The Non Valley (Val di Non or Valle di Non; Nones: Val de Nòn; Nonstal; Anaunia) is a valley mainly in the Trentino. Moreover, the Deutsch Nonsberg (also known as simply Nonsberg, Alta Val di Non in italian), a subregion, consists of three primarily German-speaking municipalities in the province of South Tyrol, Northern Italy.

The most populous municipalities in the valley are Cles (the main town), Predaia, Ville d'Anaunia, Novella and Borgo d'Anaunia.
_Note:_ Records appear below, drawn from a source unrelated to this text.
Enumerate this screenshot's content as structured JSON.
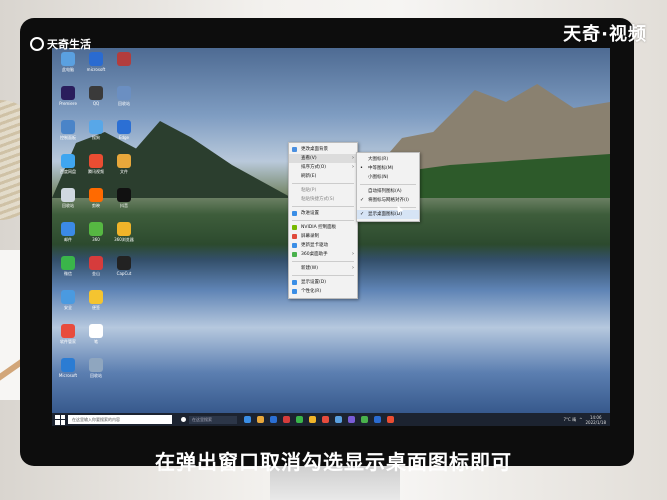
{
  "overlay": {
    "logo_text": "天奇生活",
    "watermark": "天奇·视频",
    "caption": "在弹出窗口取消勾选显示桌面图标即可"
  },
  "desktop_icons": [
    {
      "label": "此电脑",
      "color": "#5aa0e0"
    },
    {
      "label": "microsoft",
      "color": "#2a6bd1"
    },
    {
      "label": "",
      "color": "#b33d3d"
    },
    {
      "label": "Premiere",
      "color": "#2a1d5c"
    },
    {
      "label": "QQ",
      "color": "#3a3a3a"
    },
    {
      "label": "回收站",
      "color": "#6b8fc2"
    },
    {
      "label": "控制面板",
      "color": "#4a84c8"
    },
    {
      "label": "搜狗",
      "color": "#58a7e8"
    },
    {
      "label": "Edge",
      "color": "#2b6fd4"
    },
    {
      "label": "百度网盘",
      "color": "#3fa6f0"
    },
    {
      "label": "腾讯视频",
      "color": "#ea4d32"
    },
    {
      "label": "文件",
      "color": "#e8a73b"
    },
    {
      "label": "回收站",
      "color": "#d0d8e0"
    },
    {
      "label": "剪映",
      "color": "#ff6a00"
    },
    {
      "label": "抖音",
      "color": "#111111"
    },
    {
      "label": "邮件",
      "color": "#3b8ae6"
    },
    {
      "label": "360",
      "color": "#56b842"
    },
    {
      "label": "360浏览器",
      "color": "#f0b429"
    },
    {
      "label": "微信",
      "color": "#3ab54a"
    },
    {
      "label": "金山",
      "color": "#d63c3c"
    },
    {
      "label": "CapCut",
      "color": "#222222"
    },
    {
      "label": "安全",
      "color": "#4a9ae0"
    },
    {
      "label": "便签",
      "color": "#f4c430"
    },
    {
      "label": "",
      "color": "#00000000"
    },
    {
      "label": "软件管家",
      "color": "#e84c3d"
    },
    {
      "label": "笔",
      "color": "#ffffff"
    },
    {
      "label": "",
      "color": "#00000000"
    },
    {
      "label": "Microsoft",
      "color": "#2b7cd3"
    },
    {
      "label": "回收站",
      "color": "#8fa6bf"
    }
  ],
  "context_menu": {
    "items": [
      {
        "label": "更改桌面背景",
        "disabled": false,
        "icon": "#4a8fe0",
        "arrow": false
      },
      {
        "label": "查看(V)",
        "disabled": false,
        "icon": "",
        "arrow": true,
        "highlight": true
      },
      {
        "label": "排序方式(O)",
        "disabled": false,
        "icon": "",
        "arrow": true
      },
      {
        "label": "刷新(E)",
        "disabled": false,
        "icon": "",
        "arrow": false
      },
      {
        "sep": true
      },
      {
        "label": "粘贴(P)",
        "disabled": true,
        "icon": "",
        "arrow": false
      },
      {
        "label": "粘贴快捷方式(S)",
        "disabled": true,
        "icon": "",
        "arrow": false
      },
      {
        "sep": true
      },
      {
        "label": "改进设置",
        "disabled": false,
        "icon": "#3a8ee6",
        "arrow": false
      },
      {
        "sep": true
      },
      {
        "label": "NVIDIA 控制面板",
        "disabled": false,
        "icon": "#76b900",
        "arrow": false
      },
      {
        "label": "屏幕录制",
        "disabled": false,
        "icon": "#e04a3a",
        "arrow": false
      },
      {
        "label": "更新显卡驱动",
        "disabled": false,
        "icon": "#3a8ee6",
        "arrow": false,
        "shortcut": ""
      },
      {
        "label": "360桌面助手",
        "disabled": false,
        "icon": "#49b14c",
        "arrow": true
      },
      {
        "sep": true
      },
      {
        "label": "新建(W)",
        "disabled": false,
        "icon": "",
        "arrow": true
      },
      {
        "sep": true
      },
      {
        "label": "显示设置(D)",
        "disabled": false,
        "icon": "#3a8ee6",
        "arrow": false
      },
      {
        "label": "个性化(R)",
        "disabled": false,
        "icon": "#3a8ee6",
        "arrow": false
      }
    ]
  },
  "submenu": {
    "items": [
      {
        "label": "大图标(R)",
        "mark": ""
      },
      {
        "label": "中等图标(M)",
        "mark": "•"
      },
      {
        "label": "小图标(N)",
        "mark": ""
      },
      {
        "sep": true
      },
      {
        "label": "自动排列图标(A)",
        "mark": ""
      },
      {
        "label": "将图标与网格对齐(I)",
        "mark": "✓"
      },
      {
        "sep": true
      },
      {
        "label": "显示桌面图标(D)",
        "mark": "✓",
        "highlight": true
      }
    ]
  },
  "taskbar": {
    "search_placeholder": "在这里输入你要搜索的内容",
    "search2_placeholder": "在这里搜索",
    "apps": [
      "#3a8ee6",
      "#e8a73b",
      "#2b6fd4",
      "#d63c3c",
      "#3ab54a",
      "#f0b429",
      "#e84c3d",
      "#5aa0e0",
      "#7a5cd6",
      "#49b14c",
      "#2a6bd1",
      "#ea4d32"
    ],
    "weather": "7°C 晴",
    "time": "14:06",
    "date": "2022/1/18"
  }
}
There are a total of 23 municipalities (comune):

- Amblar-Don
- Borgo d'Anaunia
- Bresimo
- Campodenno
- Cavareno
- Cis
- Cles
- Contà
- Dambel
- Denno
- Livo
- Novella
- Predaia
- Romeno
- Ronzone
- Ruffrè-Mendola
- Rumo
- Sanzeno
- Sarnonico
- Sfruz
- Sporminore
- Ton
- Ville d'Anaunia

The German-speaking Deutschnonsberg municipalities are:

- Laurein
- Proveis
- Unsere Liebe Frau im Walde-St. Felix

The latter comune is connected to the rest of its province by the Gampenpass, while the other two are accessible through a tunnel under the Hofmahdjoch from the rest of South Tyrol since 1998.

The Nones language is named after and spoken in the valley.